Perché l’adolescente è più esposto?

«Perché è alla ricerca di consenso e dell’approvazione da parte dei gruppi di riferimento e perché è in fase critica nella costruzione della propria immagine di sé».

Cosa può fare un genitore nel momento in cui scopre il proprio figlio fare certe cose?

«Innanzitutto chiedere e porsi in ascolto delle motivazioni che hanno spinto quel tipo di comportamenti, perché la tentazione sarebbe quella del rimprovero, ma senza la comprensione da parte del ragazzo dell’inutilità e della dannosità sociale delle proprie azioni, anche l’eventuale punizione sarebbe vanificata. La riflessione nel dialogo aiuta a essere vicini ai figli, non tanto per scusarli o passare sopra a un fatto con una valenza che non indica gli aspetti migliori della partecipazione alla vita civile, ma per identificare le motivazioni che hanno portato a una certa azione e adeguare i provvedimenti che ne conseguono in modo utile alla revisione, che porta a dire: “Non lo faccio più’’».

Perché si cercano sempre modelli negativi?

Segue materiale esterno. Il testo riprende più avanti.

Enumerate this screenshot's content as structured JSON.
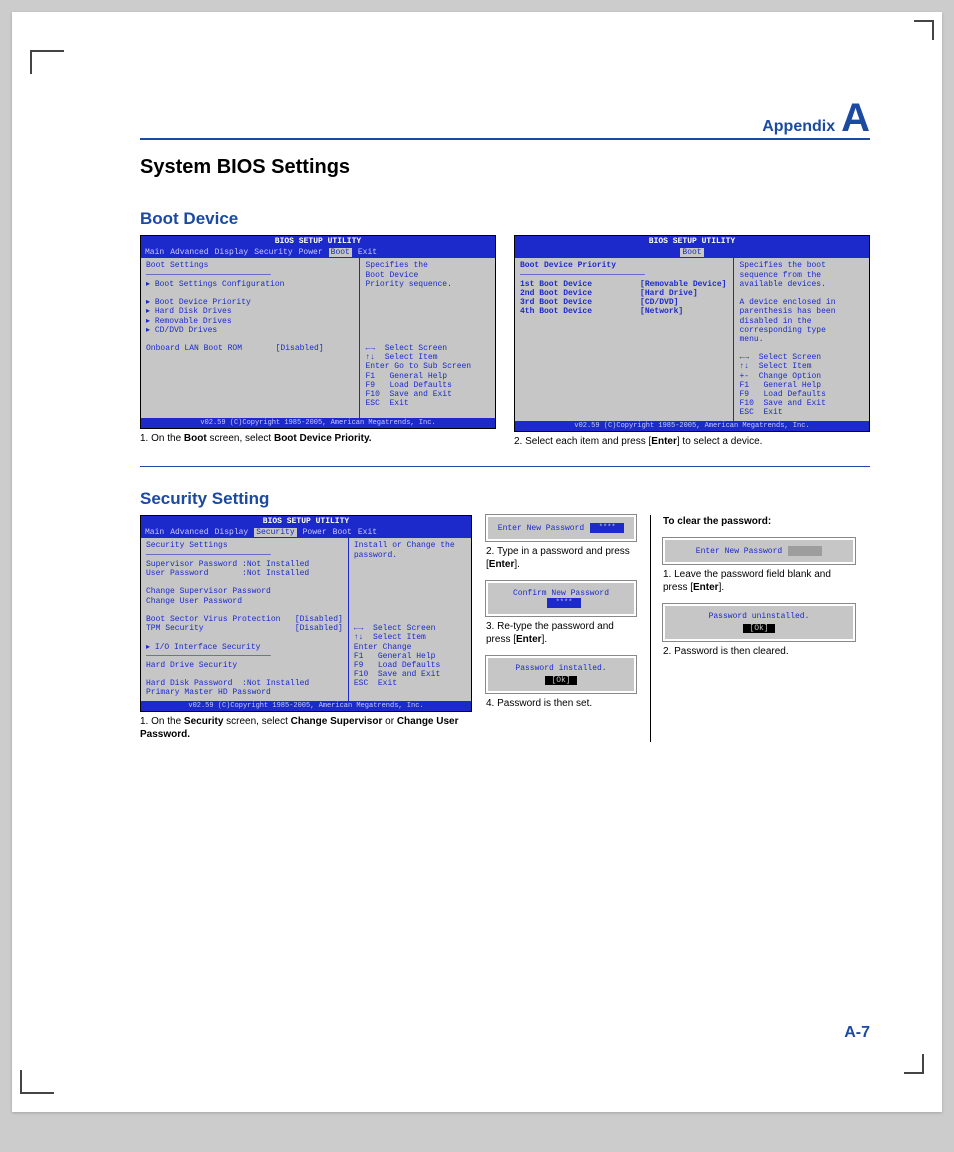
{
  "colors": {
    "accent": "#1b4aa0",
    "bios_blue": "#1c2acb",
    "bios_gray": "#c6c6c6",
    "page_bg": "#ffffff",
    "body_bg": "#cccccc"
  },
  "header": {
    "appendix": "Appendix",
    "letter": "A"
  },
  "title": "System BIOS Settings",
  "page_number": "A-7",
  "boot": {
    "heading": "Boot Device",
    "bios_title": "BIOS SETUP UTILITY",
    "menus": [
      "Main",
      "Advanced",
      "Display",
      "Security",
      "Power",
      "Boot",
      "Exit"
    ],
    "footer": "v02.59 (C)Copyright 1985-2005, American Megatrends, Inc.",
    "shot1_left": "Boot Settings\n──────────────────────────\n▸ Boot Settings Configuration\n\n▸ Boot Device Priority\n▸ Hard Disk Drives\n▸ Removable Drives\n▸ CD/DVD Drives\n\nOnboard LAN Boot ROM       [Disabled]",
    "shot1_right": "Specifies the\nBoot Device\nPriority sequence.\n\n\n\n\n\n\n←→  Select Screen\n↑↓  Select Item\nEnter Go to Sub Screen\nF1   General Help\nF9   Load Defaults\nF10  Save and Exit\nESC  Exit",
    "shot2_left": "Boot Device Priority\n──────────────────────────\n1st Boot Device          [Removable Device]\n2nd Boot Device          [Hard Drive]\n3rd Boot Device          [CD/DVD]\n4th Boot Device          [Network]",
    "shot2_right": "Specifies the boot\nsequence from the\navailable devices.\n\nA device enclosed in\nparenthesis has been\ndisabled in the\ncorresponding type\nmenu.\n\n←→  Select Screen\n↑↓  Select Item\n+-  Change Option\nF1   General Help\nF9   Load Defaults\nF10  Save and Exit\nESC  Exit",
    "cap1_a": "1. On the ",
    "cap1_b": "Boot",
    "cap1_c": " screen, select ",
    "cap1_d": "Boot Device Priority.",
    "cap2_a": "2. Select each item and press [",
    "cap2_b": "Enter",
    "cap2_c": "] to select a device."
  },
  "sec": {
    "heading": "Security Setting",
    "menus": [
      "Main",
      "Advanced",
      "Display",
      "Security",
      "Power",
      "Boot",
      "Exit"
    ],
    "left": "Security Settings\n──────────────────────────\nSupervisor Password :Not Installed\nUser Password       :Not Installed\n\nChange Supervisor Password\nChange User Password\n\nBoot Sector Virus Protection   [Disabled]\nTPM Security                   [Disabled]\n\n▸ I/O Interface Security\n──────────────────────────\nHard Drive Security\n\nHard Disk Password  :Not Installed\nPrimary Master HD Password",
    "right": "Install or Change the\npassword.\n\n\n\n\n\n\n\n←→  Select Screen\n↑↓  Select Item\nEnter Change\nF1   General Help\nF9   Load Defaults\nF10  Save and Exit\nESC  Exit",
    "cap_a": "1. On the ",
    "cap_b": "Security",
    "cap_c": " screen, select ",
    "cap_d": "Change Supervisor",
    "cap_e": " or ",
    "cap_f": "Change User Password.",
    "d_enter": "Enter New Password",
    "d_confirm": "Confirm New Password",
    "d_installed": "Password installed.",
    "d_uninstalled": "Password uninstalled.",
    "d_ok": "[Ok]",
    "step2_a": "2. Type in a password and press [",
    "step2_b": "Enter",
    "step2_c": "].",
    "step3_a": "3. Re-type the password and press [",
    "step3_b": "Enter",
    "step3_c": "].",
    "step4": "4. Password is then set.",
    "clear_hdr": "To clear the password:",
    "clear1_a": "1. Leave the password field blank and press [",
    "clear1_b": "Enter",
    "clear1_c": "].",
    "clear2": "2. Password is then cleared."
  }
}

«Far ridere richiede molto più impegno, costruire una relazione positiva ha bisogno di un progetto più razionale e di competenze articolate. L’horror e la potenzialità di diffusione dei comportamenti attraverso i social, diventano una bomba esplosiva in mano ad adolescenti poco inclini alla riflessione e alla pianificazione delle azioni secondo modelli positivi».

E se a travestirsi non fossero adolescenti?

«Per gli adulti può essere una forma di evasione e di disimpegno per cercare di stupire, una sorta di regressione a comportamenti primordiali».

Il Samara Challenge sarà un fenomeno passeggero?

«Fino a poco tempo fa c’era il Blue Whale, però adesso se ne sente parlare sempre meno, perché i social tendono a divorare tutto in poco tempo. Sono fenomeni che impattano sulle persone più fragili, ma che sono destinati a sparire nel breve tempo, per essere sostituiti, probabilmente, da altro».

Come si può rispondere a queste “mode horror”?

«Con un sostegno alla genitorialità e a stili educativi di tipo assertivo, che puntano sulla costruzione delle capacità di prendere decisioni non sulla base della prima cosa che passa per la testa. Oggi siamo di fronte alla società del qui ed ora, adesso mi va di fare una cosa e la faccio, senza pensare alle possibili conseguenze. Anche noi adulti spesso siamo fautori di tutto questo, perché, pensando ad Halloween, abbiamo reso lecito e normale una serie di attività basate sulla paura. La commercializzazione non guarda in faccia nessuno, e spesso mina le poche capacità di autogoverno che hanno a disposizione gli adolescenti».